This may well be one of those never-the-twain-shall-meet dichotomies.
We all start out writing by hand as little kids, and for many of us that remains the preferred method of composition. For years I've taken lots of notes by hand before I switch to the computer. I even wrote half of a novel by hand once. (I ended up abandoning that novel, so I'm not sure what that says.)
And, for years, I've been a proponent of writing by hand when journaling or free writing. There's a more direct connection between hand and brain when you are writing by hand. And sometimes it is helpful to step away from the computer with paper and pen to write. (For other benefits, read this article.)
But lately I've been rethinking my position. I've noticed that when I write by hand, I get bored quickly and can't seem to force my pen across the paper. I quickly get into a this is stupid, why am I bothering frame of mind and I quit. A client and I were talking about this yesterday and she said when she writes by hand what comes out on the page feels very juvenile and not at all adult.
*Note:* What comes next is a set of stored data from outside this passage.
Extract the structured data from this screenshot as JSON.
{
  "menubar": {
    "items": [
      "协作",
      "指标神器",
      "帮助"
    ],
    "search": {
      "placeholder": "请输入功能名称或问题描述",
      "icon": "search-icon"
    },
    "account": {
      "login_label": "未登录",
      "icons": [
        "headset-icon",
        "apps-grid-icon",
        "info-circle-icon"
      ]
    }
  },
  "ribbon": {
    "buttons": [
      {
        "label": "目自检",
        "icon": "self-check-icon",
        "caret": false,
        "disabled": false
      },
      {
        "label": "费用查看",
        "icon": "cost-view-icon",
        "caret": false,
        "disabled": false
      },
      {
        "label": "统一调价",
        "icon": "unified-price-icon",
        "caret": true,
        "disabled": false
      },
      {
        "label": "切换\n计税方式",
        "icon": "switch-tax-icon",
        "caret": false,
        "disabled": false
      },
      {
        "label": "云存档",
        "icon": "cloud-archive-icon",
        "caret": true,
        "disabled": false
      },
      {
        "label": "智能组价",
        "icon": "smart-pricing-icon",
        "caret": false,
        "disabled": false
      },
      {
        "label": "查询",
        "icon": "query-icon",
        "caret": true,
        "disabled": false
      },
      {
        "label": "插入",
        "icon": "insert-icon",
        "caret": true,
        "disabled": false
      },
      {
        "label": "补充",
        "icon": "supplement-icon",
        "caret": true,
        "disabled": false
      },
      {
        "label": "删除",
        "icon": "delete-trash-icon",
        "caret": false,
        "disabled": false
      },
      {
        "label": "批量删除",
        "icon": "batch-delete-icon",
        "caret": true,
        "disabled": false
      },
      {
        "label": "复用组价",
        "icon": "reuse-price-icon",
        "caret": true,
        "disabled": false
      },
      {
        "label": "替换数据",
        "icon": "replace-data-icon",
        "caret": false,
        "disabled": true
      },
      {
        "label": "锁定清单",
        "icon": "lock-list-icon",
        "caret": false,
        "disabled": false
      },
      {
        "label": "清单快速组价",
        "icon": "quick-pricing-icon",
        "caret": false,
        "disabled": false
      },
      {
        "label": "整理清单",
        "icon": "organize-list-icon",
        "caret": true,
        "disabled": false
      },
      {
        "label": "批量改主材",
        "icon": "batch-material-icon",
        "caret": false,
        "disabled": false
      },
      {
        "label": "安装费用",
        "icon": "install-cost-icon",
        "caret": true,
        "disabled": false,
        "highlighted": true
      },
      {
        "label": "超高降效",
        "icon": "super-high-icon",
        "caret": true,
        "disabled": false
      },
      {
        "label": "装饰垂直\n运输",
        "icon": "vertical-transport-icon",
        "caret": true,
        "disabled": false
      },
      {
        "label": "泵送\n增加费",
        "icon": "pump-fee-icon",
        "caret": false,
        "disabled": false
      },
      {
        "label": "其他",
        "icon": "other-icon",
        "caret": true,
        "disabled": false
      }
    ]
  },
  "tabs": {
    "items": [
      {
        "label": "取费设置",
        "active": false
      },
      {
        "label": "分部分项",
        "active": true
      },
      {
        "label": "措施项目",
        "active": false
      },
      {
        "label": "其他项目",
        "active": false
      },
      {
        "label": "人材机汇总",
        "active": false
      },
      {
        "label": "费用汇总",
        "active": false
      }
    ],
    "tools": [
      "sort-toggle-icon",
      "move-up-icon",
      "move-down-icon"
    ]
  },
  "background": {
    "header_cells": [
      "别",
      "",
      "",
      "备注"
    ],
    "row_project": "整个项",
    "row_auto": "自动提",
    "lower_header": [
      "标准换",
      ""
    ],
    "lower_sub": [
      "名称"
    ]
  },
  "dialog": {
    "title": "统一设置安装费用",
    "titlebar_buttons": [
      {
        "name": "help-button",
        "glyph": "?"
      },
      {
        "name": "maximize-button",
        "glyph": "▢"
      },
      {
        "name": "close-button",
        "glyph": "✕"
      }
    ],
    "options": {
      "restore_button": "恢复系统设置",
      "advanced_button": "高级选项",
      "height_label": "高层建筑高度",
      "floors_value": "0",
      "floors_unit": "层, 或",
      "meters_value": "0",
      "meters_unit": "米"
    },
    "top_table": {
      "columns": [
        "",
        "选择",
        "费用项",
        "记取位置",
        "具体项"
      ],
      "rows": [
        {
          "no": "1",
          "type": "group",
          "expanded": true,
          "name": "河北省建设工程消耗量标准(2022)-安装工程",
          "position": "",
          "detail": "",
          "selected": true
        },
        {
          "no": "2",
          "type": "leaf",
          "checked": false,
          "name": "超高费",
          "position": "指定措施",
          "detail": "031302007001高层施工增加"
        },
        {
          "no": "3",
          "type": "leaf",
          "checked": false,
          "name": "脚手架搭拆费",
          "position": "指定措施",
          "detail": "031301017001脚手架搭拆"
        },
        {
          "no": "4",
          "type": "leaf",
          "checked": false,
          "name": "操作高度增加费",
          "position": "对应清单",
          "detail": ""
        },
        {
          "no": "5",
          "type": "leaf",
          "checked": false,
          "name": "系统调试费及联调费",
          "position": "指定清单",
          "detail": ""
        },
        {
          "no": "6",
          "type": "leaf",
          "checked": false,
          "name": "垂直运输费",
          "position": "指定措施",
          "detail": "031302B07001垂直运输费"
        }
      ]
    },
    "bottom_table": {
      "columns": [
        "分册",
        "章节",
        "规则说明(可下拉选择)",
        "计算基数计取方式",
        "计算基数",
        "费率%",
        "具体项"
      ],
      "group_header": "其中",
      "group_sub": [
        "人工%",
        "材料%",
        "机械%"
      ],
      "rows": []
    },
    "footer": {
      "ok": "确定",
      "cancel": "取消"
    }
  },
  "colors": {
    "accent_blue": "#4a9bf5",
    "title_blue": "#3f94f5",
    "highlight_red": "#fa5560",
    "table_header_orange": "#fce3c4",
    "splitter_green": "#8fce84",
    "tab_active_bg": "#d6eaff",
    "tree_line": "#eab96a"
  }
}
I love that–I know just what she means.
And another problem is that my handwriting is increasingly difficult to read. (Just ask my husband how hard it is to read my grocery lists.) When I write something that I want to keep, it is hard to find it in the scrawl of my journal pages. And often when I go back, I'm unimpressed with what I wrote anyway. I've read that some people take all their free writes and put them onto the computer, but I simply don't have time for that. So many of my free writes are not about much of anything and I use them as warm-up exercises.
A month or so ago I bought a book called Writing From the Senses: 59 Exercises to Ignite Creativity and Revitalize Your Writing. I've not made it very far in the book, but what I read in the introduction changed my writing life. Here's what Laura Deutsch, the author of the book, wrote:
"A word on whether it's better to write by hand or on the computer. Many people feel there's a heart connection when writing by hand. I, too, feel a difference. Yet, I usually write on my computer because I can write faster and because I can save my freewrites."
So, apparently all it takes for me is for one person to give me permission because ever since I read that I've been off and running, doing freewrites and writing practice on the computer. Last week, I did a journal entry of sorts on the computer–I wanted to remember an experience I'd had and hand writing it just seemed way too onerous.
Now I'm a huge proponent of freewriting on the computer. And, the thought occurs that this may be a phase I need to go through and that some day I'll get back to writing a lot by hand. But, whatever–I don't care. As long as words are getting on the page one way or another, I'm happy!